TWISTER
Twister
IBJJF legal at: brown
The twister is the spinal lock developed by Eddie Bravo as the signature finish of the 10th Planet Jiu-Jitsu system. The technique combines a leg-trap from the truck position with an upper-body control that bends the opponent's spine laterally past its natural range of motion, producing a tap from spinal pain rather than from joint hyperextension. The name comes from the technique's appearance — the attacker appears to be twisting the opponent like a wet towel — and the submission is one of the few entirely new finishes invented in BJJ in the modern era.
The mechanics begin from the truck position, with one of the opponent's legs trapped in the attacker's figure-four. From this configuration the attacker reaches up to control the opponent's far-side head and the opposite arm, then rolls onto the side opposite the trapped leg. The combined leg-trap, head-control, and arm-trap forces the opponent's spine into a lateral curve that becomes intolerable as the attacker rolls deeper.

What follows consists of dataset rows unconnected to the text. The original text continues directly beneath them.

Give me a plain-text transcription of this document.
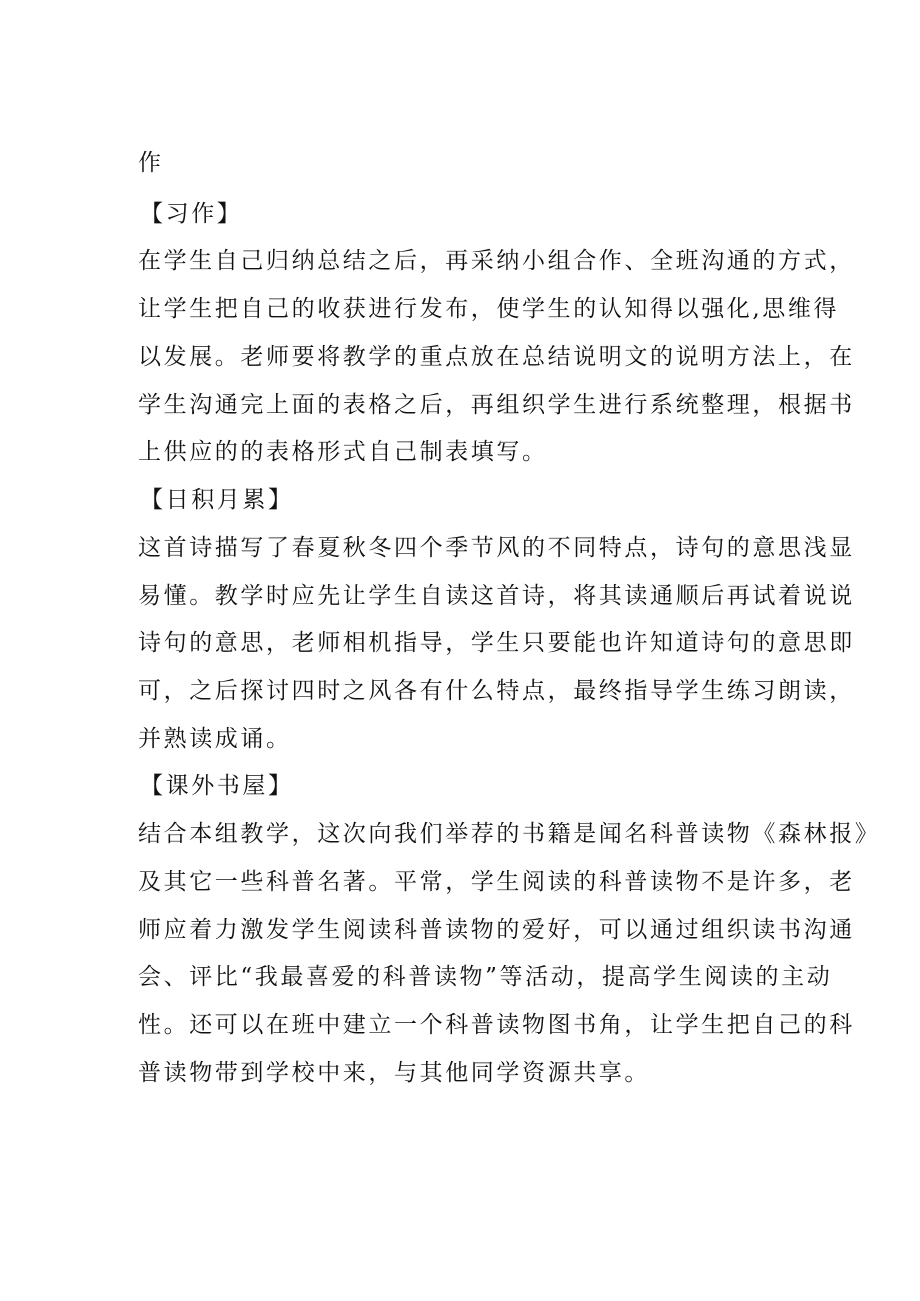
作
【习作】
在学生自己归纳总结之后，再采纳小组合作、全班沟通的方式，
让学生把自己的收获进行发布，使学生的认知得以强化,思维得
以发展。老师要将教学的重点放在总结说明文的说明方法上，在
学生沟通完上面的表格之后，再组织学生进行系统整理，根据书
上供应的的表格形式自己制表填写。
【日积月累】
这首诗描写了春夏秋冬四个季节风的不同特点，诗句的意思浅显
易懂。教学时应先让学生自读这首诗，将其读通顺后再试着说说
诗句的意思，老师相机指导，学生只要能也许知道诗句的意思即
可，之后探讨四时之风各有什么特点，最终指导学生练习朗读，
并熟读成诵。
【课外书屋】
结合本组教学，这次向我们举荐的书籍是闻名科普读物《森林报》
及其它一些科普名著。平常，学生阅读的科普读物不是许多，老
师应着力激发学生阅读科普读物的爱好，可以通过组织读书沟通
会、评比“我最喜爱的科普读物”等活动，提高学生阅读的主动
性。还可以在班中建立一个科普读物图书角，让学生把自己的科
普读物带到学校中来，与其他同学资源共享。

The twister was effectively unknown in mainstream BJJ before Bravo developed and promoted it through the 10th Planet system in the mid-2000s. Chan Sung Jung's famous twister finish over Leonard Garcia at UFC 162 in 2011 brought the technique to mainstream MMA audiences, and the broader 10th Planet competitive roster has continued to demonstrate it in EBI and other no-gi events. The technique is illegal in IBJJF gi competition and at lower belts due to safety concerns about spinal damage, but legal in IBJJF no-gi at brown belt and in most modern no-gi rulesets. Defensively the twister is escaped by preventing the head-and-arm control from establishing, by rolling to face the attacker before the lateral bend develops, or by tap-to-grip when the spinal pressure has fully engaged.
MECHANICS
- 01Establish the truck position with one of the opponent's legs trapped in your figure-four.
- 02Reach up to control the opponent's far-side head and opposite arm.
- 03Roll onto the side opposite the trapped leg.
- 04Combine leg-trap, head-control, and arm-trap to force the spinal lateral bend.
- 05Finish with sustained pressure; spinal damage precedes pain.
DEFENSES
- →Prevent the head-and-arm control from establishing.
- →Roll to face the attacker before the lateral bend develops.
- →Strip the leg lock by sprawling the trapped leg backward.
- →Tap to grip when the spinal pressure has fully engaged.
- →Prevent the truck position from establishing in the first place.